Thursday

Dec. 30, 1999

The Clearing

by Gregory Djanikian

Broadcast Date: THURSDAY: December 30, 1999

Poem: "The Clearing" by Gregory Djanikian from The Man in the Middle published by Carnegie Mellon Press.

It's the birthday in 1865, in Bombay, India, of RUDYARD KIPLING. After an unhappy childhood he was shipped back to England and raised in boarding schools he hated. He returned to India at 17 and began working as a journalist. This gave him license to see nearly anything he wanted to in late-19th-century India, then a part of the British Empire. He began writing stories and poems about it, and between his 22nd and 24th birthdays he published six volumes of short stories, including The Phantom Rickshaw, which contained "The Man Who Would Be King," and Wee Willie Winkie, containing "Baa, Baa, Black Sheep" — two of his best-known stories. By his mid-20s he returned to England and was proclaimed the most famous writer in the land. He won the Nobel Prize for Literature in 1907.

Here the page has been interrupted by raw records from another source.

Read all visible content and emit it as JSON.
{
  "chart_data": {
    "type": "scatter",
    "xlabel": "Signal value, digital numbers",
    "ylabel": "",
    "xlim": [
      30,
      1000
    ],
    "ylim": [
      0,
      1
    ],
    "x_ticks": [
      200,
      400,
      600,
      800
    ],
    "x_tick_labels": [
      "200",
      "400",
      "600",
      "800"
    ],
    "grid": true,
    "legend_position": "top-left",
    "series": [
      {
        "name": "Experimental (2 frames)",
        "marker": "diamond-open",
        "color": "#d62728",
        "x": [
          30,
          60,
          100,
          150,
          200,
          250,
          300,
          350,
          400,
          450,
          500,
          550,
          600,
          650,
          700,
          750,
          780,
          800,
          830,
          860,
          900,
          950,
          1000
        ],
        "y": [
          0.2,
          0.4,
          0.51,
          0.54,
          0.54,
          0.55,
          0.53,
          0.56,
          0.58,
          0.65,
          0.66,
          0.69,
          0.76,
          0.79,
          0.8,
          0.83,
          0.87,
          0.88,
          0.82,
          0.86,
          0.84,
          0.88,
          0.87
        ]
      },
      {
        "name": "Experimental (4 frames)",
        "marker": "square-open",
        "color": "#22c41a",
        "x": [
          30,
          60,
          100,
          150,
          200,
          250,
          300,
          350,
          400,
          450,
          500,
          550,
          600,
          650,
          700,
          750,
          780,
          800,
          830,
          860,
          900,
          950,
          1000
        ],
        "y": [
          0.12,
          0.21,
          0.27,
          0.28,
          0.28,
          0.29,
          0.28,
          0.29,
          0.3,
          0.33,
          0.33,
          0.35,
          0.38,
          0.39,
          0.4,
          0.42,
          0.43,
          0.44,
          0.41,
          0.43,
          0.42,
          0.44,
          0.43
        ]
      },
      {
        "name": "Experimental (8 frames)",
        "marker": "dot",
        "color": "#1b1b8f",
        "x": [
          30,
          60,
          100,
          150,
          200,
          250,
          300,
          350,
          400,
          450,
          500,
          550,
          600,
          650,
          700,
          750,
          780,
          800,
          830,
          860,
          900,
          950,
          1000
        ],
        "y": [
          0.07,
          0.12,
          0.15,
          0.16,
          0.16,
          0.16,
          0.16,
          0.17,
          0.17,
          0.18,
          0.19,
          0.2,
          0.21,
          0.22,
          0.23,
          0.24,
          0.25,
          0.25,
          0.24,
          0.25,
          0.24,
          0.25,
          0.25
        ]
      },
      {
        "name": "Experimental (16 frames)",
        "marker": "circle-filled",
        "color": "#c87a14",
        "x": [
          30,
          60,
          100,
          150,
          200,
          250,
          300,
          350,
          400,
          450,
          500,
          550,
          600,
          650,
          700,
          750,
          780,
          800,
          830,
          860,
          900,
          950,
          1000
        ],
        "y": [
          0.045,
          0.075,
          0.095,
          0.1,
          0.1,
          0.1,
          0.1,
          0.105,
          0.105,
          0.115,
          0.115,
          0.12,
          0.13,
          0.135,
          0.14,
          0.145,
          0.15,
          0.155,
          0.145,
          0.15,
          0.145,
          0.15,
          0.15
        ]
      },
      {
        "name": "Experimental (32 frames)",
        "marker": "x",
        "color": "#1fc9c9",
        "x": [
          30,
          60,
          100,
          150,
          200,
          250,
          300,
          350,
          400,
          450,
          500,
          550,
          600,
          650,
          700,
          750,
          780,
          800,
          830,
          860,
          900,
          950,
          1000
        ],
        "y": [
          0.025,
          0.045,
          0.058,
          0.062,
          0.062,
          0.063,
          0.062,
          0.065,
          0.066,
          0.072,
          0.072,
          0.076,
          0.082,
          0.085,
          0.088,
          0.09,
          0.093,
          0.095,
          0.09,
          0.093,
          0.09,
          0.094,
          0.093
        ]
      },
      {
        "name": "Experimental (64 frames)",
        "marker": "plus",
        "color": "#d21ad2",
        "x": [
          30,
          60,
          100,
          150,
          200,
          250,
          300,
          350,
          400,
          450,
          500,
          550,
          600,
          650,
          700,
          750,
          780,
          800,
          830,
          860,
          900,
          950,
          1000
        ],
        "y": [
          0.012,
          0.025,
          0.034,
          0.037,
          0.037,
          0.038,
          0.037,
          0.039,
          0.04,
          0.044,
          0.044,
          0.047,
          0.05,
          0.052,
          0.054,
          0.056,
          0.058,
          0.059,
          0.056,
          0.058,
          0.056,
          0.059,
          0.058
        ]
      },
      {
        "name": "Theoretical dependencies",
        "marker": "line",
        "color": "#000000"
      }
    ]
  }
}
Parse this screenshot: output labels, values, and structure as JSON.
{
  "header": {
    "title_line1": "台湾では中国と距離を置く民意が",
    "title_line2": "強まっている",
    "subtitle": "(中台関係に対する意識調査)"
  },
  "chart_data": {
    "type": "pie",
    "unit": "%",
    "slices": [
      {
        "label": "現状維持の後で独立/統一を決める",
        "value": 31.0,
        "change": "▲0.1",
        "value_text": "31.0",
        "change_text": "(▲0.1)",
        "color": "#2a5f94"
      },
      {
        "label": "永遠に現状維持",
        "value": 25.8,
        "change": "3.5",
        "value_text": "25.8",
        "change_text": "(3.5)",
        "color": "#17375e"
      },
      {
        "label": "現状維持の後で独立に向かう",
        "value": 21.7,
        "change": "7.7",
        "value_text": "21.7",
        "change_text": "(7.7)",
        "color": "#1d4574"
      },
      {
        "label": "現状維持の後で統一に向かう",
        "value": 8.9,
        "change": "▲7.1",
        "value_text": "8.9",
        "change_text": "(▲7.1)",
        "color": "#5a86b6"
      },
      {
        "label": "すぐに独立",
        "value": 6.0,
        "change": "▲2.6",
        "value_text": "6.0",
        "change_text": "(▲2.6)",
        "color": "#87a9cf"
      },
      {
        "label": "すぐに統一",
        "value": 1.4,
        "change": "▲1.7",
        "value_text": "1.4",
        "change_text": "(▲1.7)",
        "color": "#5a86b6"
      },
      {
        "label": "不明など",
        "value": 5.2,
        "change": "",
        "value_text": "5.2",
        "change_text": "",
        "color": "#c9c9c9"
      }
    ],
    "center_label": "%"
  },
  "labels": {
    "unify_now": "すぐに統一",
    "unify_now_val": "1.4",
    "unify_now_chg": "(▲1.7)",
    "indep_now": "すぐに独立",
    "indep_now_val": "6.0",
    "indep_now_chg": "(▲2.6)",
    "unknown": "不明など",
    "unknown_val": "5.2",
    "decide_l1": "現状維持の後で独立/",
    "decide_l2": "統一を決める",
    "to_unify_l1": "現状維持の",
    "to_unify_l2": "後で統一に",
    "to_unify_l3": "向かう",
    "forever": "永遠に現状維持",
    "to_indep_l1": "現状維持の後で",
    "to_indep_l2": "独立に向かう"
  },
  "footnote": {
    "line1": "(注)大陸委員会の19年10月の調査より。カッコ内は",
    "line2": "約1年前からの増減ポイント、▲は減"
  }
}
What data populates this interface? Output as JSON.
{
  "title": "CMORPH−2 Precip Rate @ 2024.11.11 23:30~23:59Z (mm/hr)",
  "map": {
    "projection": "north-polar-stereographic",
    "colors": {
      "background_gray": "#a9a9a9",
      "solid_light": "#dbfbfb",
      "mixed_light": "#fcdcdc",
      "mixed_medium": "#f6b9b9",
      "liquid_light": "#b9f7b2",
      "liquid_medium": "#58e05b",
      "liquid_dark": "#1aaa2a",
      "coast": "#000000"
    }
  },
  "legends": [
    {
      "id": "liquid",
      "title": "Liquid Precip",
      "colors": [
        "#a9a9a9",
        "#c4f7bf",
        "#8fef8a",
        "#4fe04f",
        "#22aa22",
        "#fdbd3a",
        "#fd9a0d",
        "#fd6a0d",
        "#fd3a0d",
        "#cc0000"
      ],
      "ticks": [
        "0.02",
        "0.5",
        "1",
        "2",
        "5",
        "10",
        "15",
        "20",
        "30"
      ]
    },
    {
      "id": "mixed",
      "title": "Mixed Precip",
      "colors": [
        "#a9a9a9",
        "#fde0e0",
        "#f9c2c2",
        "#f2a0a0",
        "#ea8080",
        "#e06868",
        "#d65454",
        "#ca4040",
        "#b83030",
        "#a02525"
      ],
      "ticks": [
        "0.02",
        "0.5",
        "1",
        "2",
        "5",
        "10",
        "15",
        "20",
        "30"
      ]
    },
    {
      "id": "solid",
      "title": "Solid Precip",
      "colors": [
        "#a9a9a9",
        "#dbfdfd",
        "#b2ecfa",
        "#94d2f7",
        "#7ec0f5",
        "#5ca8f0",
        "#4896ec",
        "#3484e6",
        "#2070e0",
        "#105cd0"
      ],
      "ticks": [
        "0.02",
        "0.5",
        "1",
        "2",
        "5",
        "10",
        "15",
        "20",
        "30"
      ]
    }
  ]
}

It's the birthday in 1869, Hampshire, England, of Canadian humorist STEPHEN LEACOCK. He taught for 40 years at McGill University in Montreal, most of that time as chairman of the Economics Department; but in summer he moved to the little town of Orillia (or-ILL-yuh), Ontario, and every morning got up at dawn to write for several hours. For nearly four decades he put out a new book of humor a year.

It's the birthday of the poet, novelist, short story writer, and composer, PAUL BOWLES, born in New York City, 1910, best known for his first novel, The Sheltering Sky (1949). On Gertude Stein's advice, he settled in Morocco and lived there for most of his life, writing music for days at a stretch, then short stories which he mailed to Stein who told him he was onto something. Doubleday gave him an advance to write The Sheltering Sky, but when he sent them the manuscript, they were so shocked at the story of two American drifters who lose themselves in the African desert, that they demanded their money back. Most of Bowles' stories go like that: American or European travelers visit a North African civilization they consider inferior to their own, and it destroys them. He died last month in Morocco at age 88 of a heart attack.